But if the White House was hoping to avoid a political fire with the Tories when it announced that Biden would maintain former President Donald Trump’s 15,000-person ceiling – a historically low level – it ended up sparking one with the Democrats in the Congress, immigrant advocates and refugee resettlement agencies. . Later on Friday, the administration reversed itself after the flood of convictions, saying it would effectively increase the number of refugee admissions by or before May 15.
The about-face was just the latest example of an otherwise button-down administration struggling to find its political foothold in the immigration arena. Although he has shown message discipline on Covid-19, vaccinations and the economy, immigration issues have repeatedly persecuted the Biden world since the president took office. Hiring at key immigration policy and law enforcement agencies has lagged behind in the administration, with new civil servants rapidly multiplying even as new challenges arose. The refugee program was already plagued by difficulties left by the Trump White House that had gutted it.
The Biden administration has argued that the situation at the border and the refugee admission ceiling are linked because of the federal resources they drain. But the allies did not find the argument convincing.
In an effort to contain the fallout, the White House held an appeal on Friday with refugee and immigrant advocates after reversing the announcement of its refugee cap. But attendees were unable to get answers to their questions about who played a role in the decision and why the May 15 deadline to increase admissions was not mentioned until hours later. The White House asked questions in advance and selected five, according to a source on the call.
Several supporters of the call said they left him dissatisfied with the White House’s explanation for his decision and his subsequent return.
“They did the math that in political terms this would be something that could be used against them,” said Galen Carey, vice president of government relations for the National Association of Evangelicals. “The waffles will probably be used more against them than if they were just doing the right thing.”
Carey, who was late evening with White House officials on Friday, said he was happy the administration reversed its original decision to keep the refugee admissions cap at 15,000, but said ” the explanation and the attempt to cover up their tracks is not very convincing. ”
A White House aide said on Tuesday the administration wanted to make sure it didn’t rush the issue and instead allowed enough time to properly examine a refugee system, which they say Trump left more empty. than they originally expected.

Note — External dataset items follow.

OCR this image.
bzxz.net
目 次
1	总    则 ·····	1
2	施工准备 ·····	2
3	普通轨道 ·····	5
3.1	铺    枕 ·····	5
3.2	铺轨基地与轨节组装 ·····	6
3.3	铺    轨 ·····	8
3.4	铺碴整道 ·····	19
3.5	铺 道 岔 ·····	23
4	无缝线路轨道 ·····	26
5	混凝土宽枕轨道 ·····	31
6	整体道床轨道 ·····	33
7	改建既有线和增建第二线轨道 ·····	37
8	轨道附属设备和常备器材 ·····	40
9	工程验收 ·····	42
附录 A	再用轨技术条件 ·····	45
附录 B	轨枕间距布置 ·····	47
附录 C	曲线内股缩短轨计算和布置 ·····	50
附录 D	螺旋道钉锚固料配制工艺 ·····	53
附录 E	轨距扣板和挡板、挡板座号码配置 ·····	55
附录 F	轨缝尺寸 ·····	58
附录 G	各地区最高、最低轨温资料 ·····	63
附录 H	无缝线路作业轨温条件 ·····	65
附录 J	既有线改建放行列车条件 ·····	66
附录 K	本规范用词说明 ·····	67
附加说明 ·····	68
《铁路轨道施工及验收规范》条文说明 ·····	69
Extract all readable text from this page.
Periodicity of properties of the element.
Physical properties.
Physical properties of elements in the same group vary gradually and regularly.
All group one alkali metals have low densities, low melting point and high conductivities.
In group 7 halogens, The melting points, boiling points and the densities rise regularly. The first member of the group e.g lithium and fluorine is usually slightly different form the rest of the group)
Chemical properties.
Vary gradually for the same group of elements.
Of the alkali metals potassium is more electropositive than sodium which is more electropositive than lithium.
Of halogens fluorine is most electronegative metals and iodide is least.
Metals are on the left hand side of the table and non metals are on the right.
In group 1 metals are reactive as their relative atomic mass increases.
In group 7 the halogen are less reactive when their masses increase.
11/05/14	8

“It was always meant to be just the beginning,” White House press secretary Jen Psaki said on Monday. But the White House did not say until its afternoon clarification that Biden would issue an increase in the cap by May 15.
On Tuesday, Psaki highlighted the transfer of millions of funds by the Department of Health and Human Services to address the safe housing capacity for children at the border as part of the administration’s decision on refugee admissions.
Several allies say privately they see immigration’s missteps as proof that the White House was not prepared to tackle the problem in its first 100 days, instead focusing on a deadly pandemic and efforts to restart the economy. This included the president who, while speaking to reporters after playing golf, used the word “crisis” to characterize the border, which the White House returned later.
Republicans hammered Biden over border issues with conservative channels like Fox News that regularly go into administration. In an interview with Fox’s Sean Hannity on Monday, Trump described the border as “a horrible situation” which “could destroy our country.”
Yet the Biden administration is receiving more than its share of pressure to do more from immigrant and refugee advocacy groups.
Krish O’Mara Vignarajah, president of Lutheran Immigration Refugee Services, rebuffed White House messages confusing asylum seekers at the border with the refugee resettlement program.
“They are different and distinct – one is largely managed by health and social services. The other is largely managed by the State Department, ”she said.
“There is no logistical or administrative reason why we cannot protect these two vulnerable populations,” added Vignarajah, who will join other advocates on Wednesday for a meeting with White House officials on resettlement. refugees. “I believe that if we are to keep President Biden’s promise to restore the soul of our nation, we must protect both.”